At Washington University in St. Louis, Vijay Ramani’s lab has developed a way to extract hydrogen and oxygen out of the briny water that may remain under the Martian surface.
The above illustration shows Jezero Crater — the landing site of the Mars 2020 Perseverance rover — as it may have looked billions of years ago, when it was a lake. Image NASA/JPL-Caltech
When it comes to water and Mars, there’s good news and not-so-good news. The good news: there’s water on Mars!
The not-so-good news?
The Red Planet is very cold; water that isn’t frozen is almost certainly full of salt from the Martian soil, which lowers its freezing temperature.
You can’t drink salty water, and the usual method using electricity (electrolysis) to break it down into oxygen (to breathe) and hydrogen (for fuel) requires removing the salt — a cumbersome, costly endeavor in a harsh, dangerous environment.
If oxygen and hydrogen could be directly coerced out of briny water, however, that brine electrolysis process would be much less complicated — and less expensive.
Engineers at the McKelvey School of Engineering at Washington University in St. Louis have developed a system that does just that. Their research was published today in the Proceedings of the National Academy of Sciences (PNAS).

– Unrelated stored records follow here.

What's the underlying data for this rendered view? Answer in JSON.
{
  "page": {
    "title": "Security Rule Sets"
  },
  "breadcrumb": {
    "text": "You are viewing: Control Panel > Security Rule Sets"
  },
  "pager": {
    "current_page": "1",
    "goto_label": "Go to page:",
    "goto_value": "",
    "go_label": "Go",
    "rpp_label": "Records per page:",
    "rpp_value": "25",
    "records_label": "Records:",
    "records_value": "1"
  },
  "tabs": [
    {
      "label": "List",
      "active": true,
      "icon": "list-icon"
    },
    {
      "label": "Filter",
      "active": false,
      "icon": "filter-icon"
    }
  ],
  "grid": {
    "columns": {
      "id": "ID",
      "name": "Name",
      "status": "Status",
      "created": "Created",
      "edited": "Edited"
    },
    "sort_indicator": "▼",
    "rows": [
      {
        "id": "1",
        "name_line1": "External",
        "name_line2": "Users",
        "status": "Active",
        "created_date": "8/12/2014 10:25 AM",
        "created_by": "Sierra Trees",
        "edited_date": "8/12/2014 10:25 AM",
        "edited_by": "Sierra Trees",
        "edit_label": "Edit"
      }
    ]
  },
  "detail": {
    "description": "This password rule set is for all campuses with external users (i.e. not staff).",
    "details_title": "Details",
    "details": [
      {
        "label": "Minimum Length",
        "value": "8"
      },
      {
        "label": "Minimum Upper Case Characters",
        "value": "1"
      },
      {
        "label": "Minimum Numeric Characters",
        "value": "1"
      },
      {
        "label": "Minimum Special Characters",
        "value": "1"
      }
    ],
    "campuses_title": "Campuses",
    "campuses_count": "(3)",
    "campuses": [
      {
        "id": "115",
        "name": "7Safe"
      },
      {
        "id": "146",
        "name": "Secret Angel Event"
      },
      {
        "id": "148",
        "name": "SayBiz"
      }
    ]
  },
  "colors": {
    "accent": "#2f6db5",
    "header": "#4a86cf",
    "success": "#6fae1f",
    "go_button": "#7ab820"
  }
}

The research team, led by Vijay Ramani, the Roma B. and Raymond H. Wittcoff Distinguished University Professor in the Department of Energy, Environmental & Chemical Engineering, didn’t simply validate its brine electrolysis system under typical terrestrial conditions; the system was examined in a simulated Martian atmosphere at -33 ⁰F (-36 ⁰C).
“Our Martian brine electrolyzer radically changes the logistical calculus of missions to Mars and beyond,” said Ramani. “This technology is equally useful on Earth where it opens up the oceans as a viable oxygen and fuel source.”